Dans une allocution solennelle diffusée ce vendredi 23 mai 2025, l’ancien président de la République démocratique du Congo (2001-2019) a présenté une analyse approfondie de la situation du pays, assortie de propositions concrètes. Retour sur les principaux axes de cette intervention marquante.
État des lieux : un pays en régression
L’ancien chef de l’État a dressé un constat sévère de la situation nationale, estimant que « le pronostic vital de la nation est engagé ». Il a souligné plusieurs domaines de préoccupation :
Sur le plan politique, Joseph Kabila a dénoncé « une dérive dictatoriale caractérisée par la concentration de tous les pouvoirs entre les mains d’un seul homme ». Il a cité plusieurs exemples, dont « le coup d’État institutionnel de décembre 2020 » et « le simulacre des élections de décembre 2023 ».
La situation sécuritaire a été décrite comme « plus que préoccupante », avec « l’abandon du monopole de la violence légitime par l’État » au profit de « bandes de mercenaires et de milices tribales ». L’ancien président a particulièrement insisté sur la situation dans l’Est du pays, déplorant que « le sang de nos compatriotes coule abondamment ».
Analyse des causes : une gouvernance en échec
Joseph Kabila a identifié plusieurs facteurs expliquant selon lui cette dégradation :
« L’ivresse du pouvoir sans limite » a été pointée comme principale responsable, conduisant à « des remises en cause systématiques des acquis institutionnels ». L’ancien président a critiqué « une justice instrumentalisée » et « un Parlement réduit à une chambre d’enregistrement ».
Sur le plan économique, il a dénoncé « une gestion hasardeuse » marquée par « un endettement public galopant » dépassant les 10 milliards de dollars, et « une corruption atteignant des niveaux inédits ». Malgré l’augmentation des recettes, « aucun investissement structurant n’a été réalisé ».

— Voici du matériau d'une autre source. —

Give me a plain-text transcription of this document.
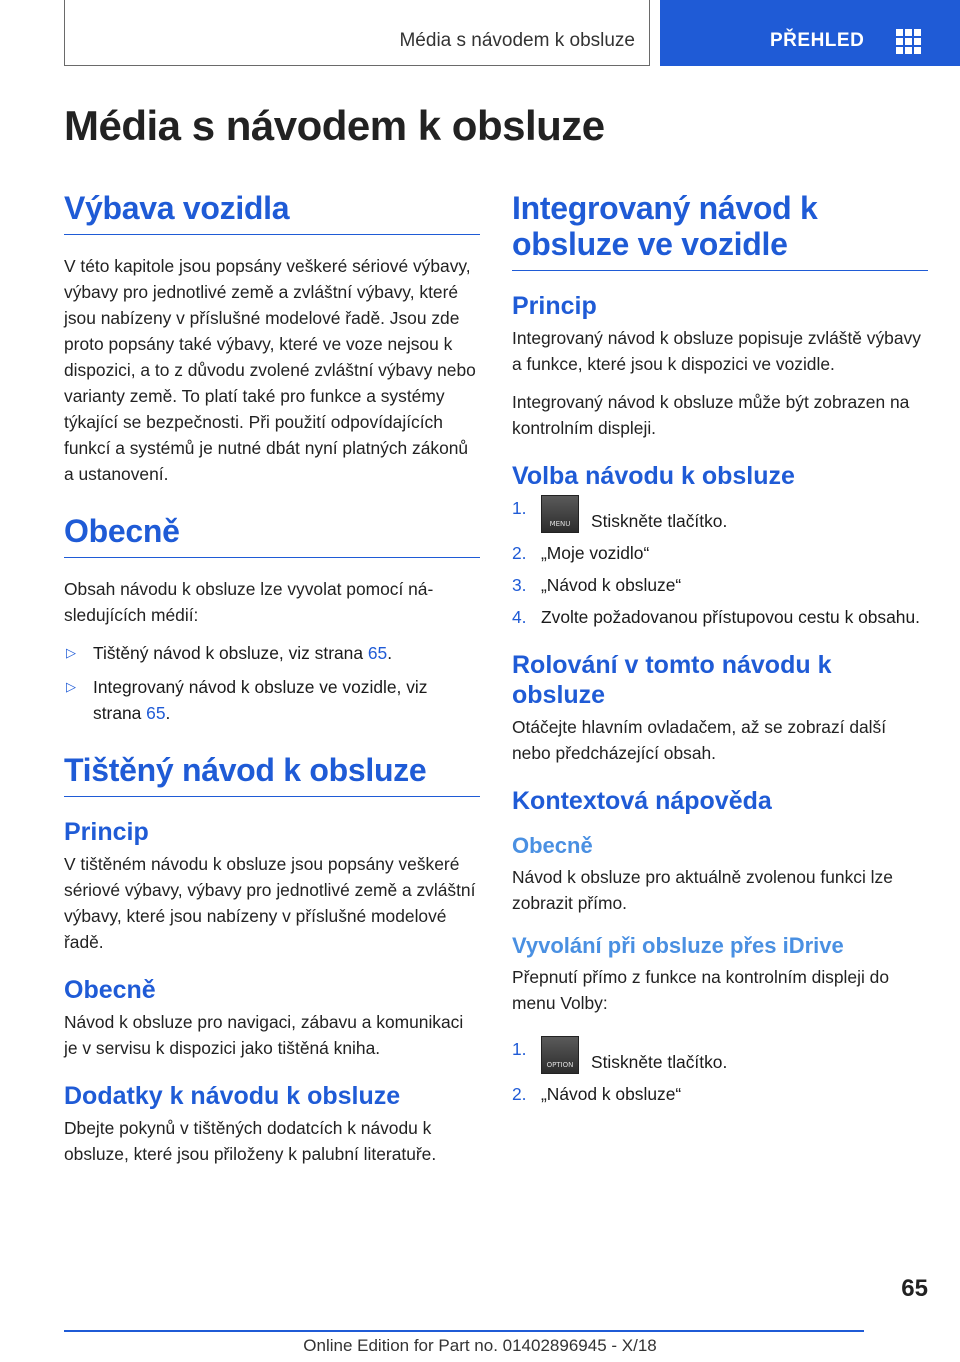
Média s návodem k obsluze	PŘEHLED
Média s návodem k obsluze
Výbava vozidla

V této kapitole jsou popsány veškeré sériové výbavy, výbavy pro jednotlivé země a zvláštní výbavy, které jsou nabízeny v příslušné modelové řadě. Jsou zde proto popsány také výbavy, které ve voze nejsou k dispozici, a to z důvodu zvolené zvláštní výbavy nebo varianty země. To platí také pro funkce a systémy týkající se bezpečnosti. Při použití odpovídajících funkcí a systémů je nutné dbát nyní platných zákonů a ustanovení.

Obecně

Obsah návodu k obsluze lze vyvolat pomocí následujících médií:

▷ Tištěný návod k obsluze, viz strana 65.
▷ Integrovaný návod k obsluze ve vozidle, viz strana 65.
Tištěný návod k obsluze
Princip

V tištěném návodu k obsluze jsou popsány veškeré sériové výbavy, výbavy pro jednotlivé země a zvláštní výbavy, které jsou nabízeny v příslušné modelové řadě.

Obecně

Návod k obsluze pro navigaci, zábavu a komunikaci je v servisu k dispozici jako tištěná kniha.

Dodatky k návodu k obsluze

Dbejte pokynů v tištěných dodatcích k návodu k obsluze, které jsou přiloženy k palubní literatuře.

Integrovaný návod k obsluze ve vozidle
Princip

Integrovaný návod k obsluze popisuje zvláště výbavy a funkce, které jsou k dispozici ve vozidle.

Integrovaný návod k obsluze může být zobrazen na kontrolním displeji.

Volba návodu k obsluze
1.
MENU	Stiskněte tlačítko.
2. „Moje vozidlo“
3. „Návod k obsluze“
4. Zvolte požadovanou přístupovou cestu k obsahu.
Rolování v tomto návodu k obsluze

Otáčejte hlavním ovladačem, až se zobrazí další nebo předcházející obsah.

Kontextová nápověda
Obecně

Návod k obsluze pro aktuálně zvolenou funkci lze zobrazit přímo.

Vyvolání při obsluze přes iDrive

Přepnutí přímo z funkce na kontrolním displeji do menu Volby:

1.
OPTION Stiskněte tlačítko.
2. „Návod k obsluze“
65
Online Edition for Part no. 01402896945 - X/18
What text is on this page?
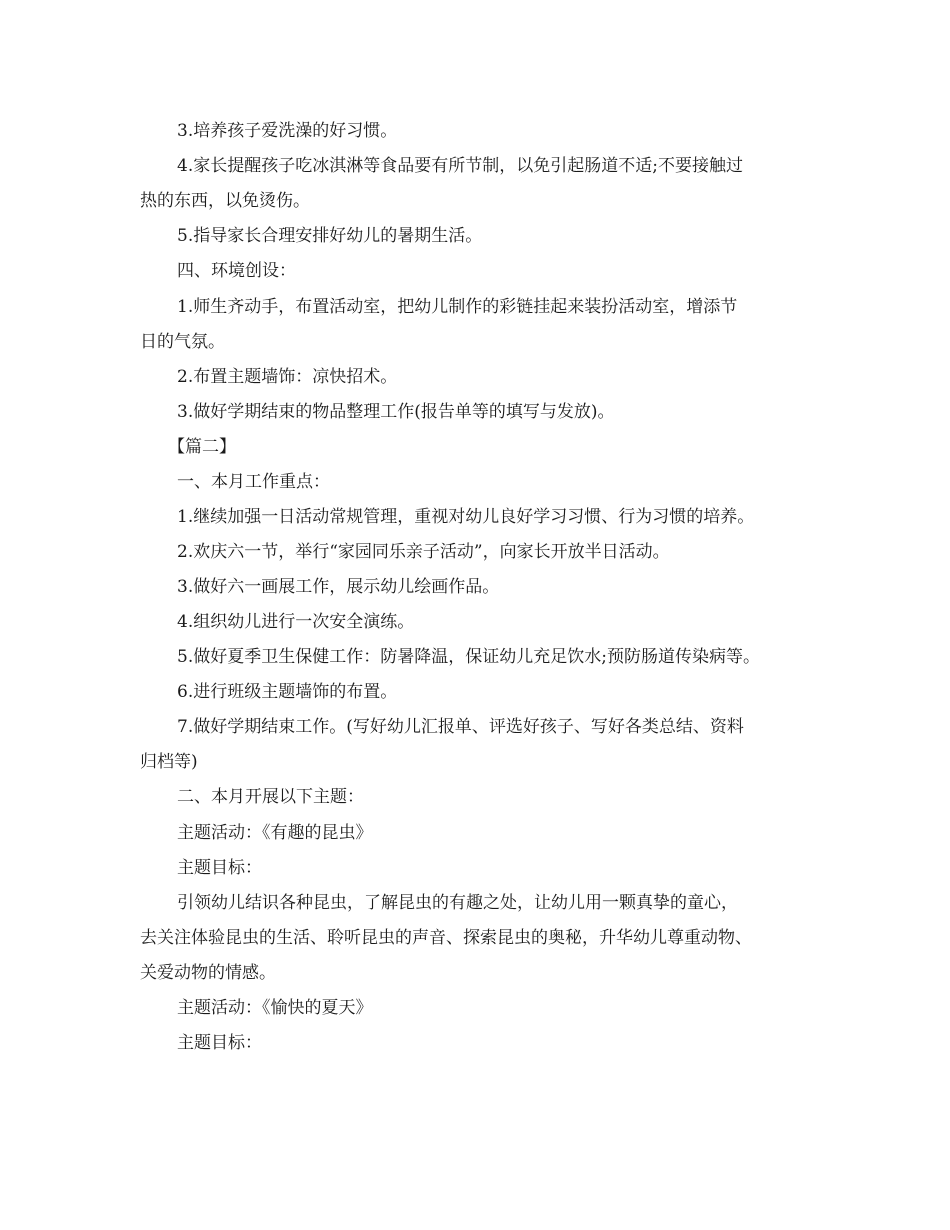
3.培养孩子爱洗澡的好习惯。
4.家长提醒孩子吃冰淇淋等食品要有所节制，以免引起肠道不适;不要接触过
热的东西，以免烫伤。
5.指导家长合理安排好幼儿的暑期生活。
四、环境创设：
1.师生齐动手，布置活动室，把幼儿制作的彩链挂起来装扮活动室，增添节
日的气氛。
2.布置主题墙饰：凉快招术。
3.做好学期结束的物品整理工作(报告单等的填写与发放)。
【篇二】
一、本月工作重点：
1.继续加强一日活动常规管理，重视对幼儿良好学习习惯、行为习惯的培养。
2.欢庆六一节，举行“家园同乐亲子活动”，向家长开放半日活动。
3.做好六一画展工作，展示幼儿绘画作品。
4.组织幼儿进行一次安全演练。
5.做好夏季卫生保健工作：防暑降温，保证幼儿充足饮水;预防肠道传染病等。
6.进行班级主题墙饰的布置。
7.做好学期结束工作。(写好幼儿汇报单、评选好孩子、写好各类总结、资料
归档等)
二、本月开展以下主题：
主题活动：《有趣的昆虫》
主题目标：
引领幼儿结识各种昆虫，了解昆虫的有趣之处，让幼儿用一颗真挚的童心，
去关注体验昆虫的生活、聆听昆虫的声音、探索昆虫的奥秘，升华幼儿尊重动物、
关爱动物的情感。
主题活动：《愉快的夏天》
主题目标：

Propositions : un pacte citoyen en 12 points
Face à cette situation, l’ancien président a présenté un programme de redressement articulé autour de douze mesures prioritaires :
- La restauration de l’État de droit et des libertés fondamentales
- La fin immédiate des hostilités dans l’Est du pays
- Le rétablissement de l’autorité de l’État sur tout le territoire
- La réconciliation nationale et la reconstruction de la cohésion sociale
- La relance économique par une gestion orthodoxe des finances publiques
- Le rétablissement du dialogue avec les pays voisins
- La neutralisation de tous les groupes armés
- L’élimination du mercenariat conformément aux conventions internationales
- Le retrait des troupes étrangères du territoire national
- La restauration de la crédibilité internationale du pays
- La relance des institutions démocratiques
- La répartition équitable des ressources nationales
Positionnement politique : un appel à l’union sacrée
Se présentant en rassembleur, Joseph Kabila a lancé « un appel solennel à tous les Congolais » pour « un sursaut patriotique ». Il a insisté : « Le Congo appartient à tout son peuple, pas à un régime ou à une personne ».
L’ancien président a réaffirmé son attachement à la Constitution de 2006 et au Pacte républicain de Sun City, tout en dénonçant « les tentatives de falsification de l’histoire » par le pouvoir actuel.
Réactions et perspectives
Ce discours intervient dans un contexte politique particulièrement tendu, au lendemain de la levée de l’immunité parlementaire de l’ancien président par le Sénat. Les analystes y voient à la fois une réponse à cette décision et une tentative de repositionnement sur l’échiquier politique national.
La référence constante aux mécanismes régionaux de paix (Pacte des Grands Lacs, Accord-cadre d’Addis-Abeba) et aux instruments juridiques internationaux semble destinée à donner une assise institutionnelle à ses propositions.
un moment clé de la vie politique congolaise
Par cette intervention, Joseph Kabila opère un retour remarqué sur la scène politique nationale. Tout en critiquant sévèrement l’action du gouvernement, il se présente en garant des institutions et en défenseur du bien commun.
Le ton mesuré mais ferme de l’allocution, son ancrage dans le droit international et les textes fondamentaux de la République, ainsi que la proposition d’un programme structuré, marquent une volonté de se positionner au-dessus des clivages partisans.
La suite dépendra des réactions qu’elle suscitera au sein de la classe politique, de la société civile et de la communauté internationale, à un moment où la RDC fait face à des défis multidimensionnels sans précédent.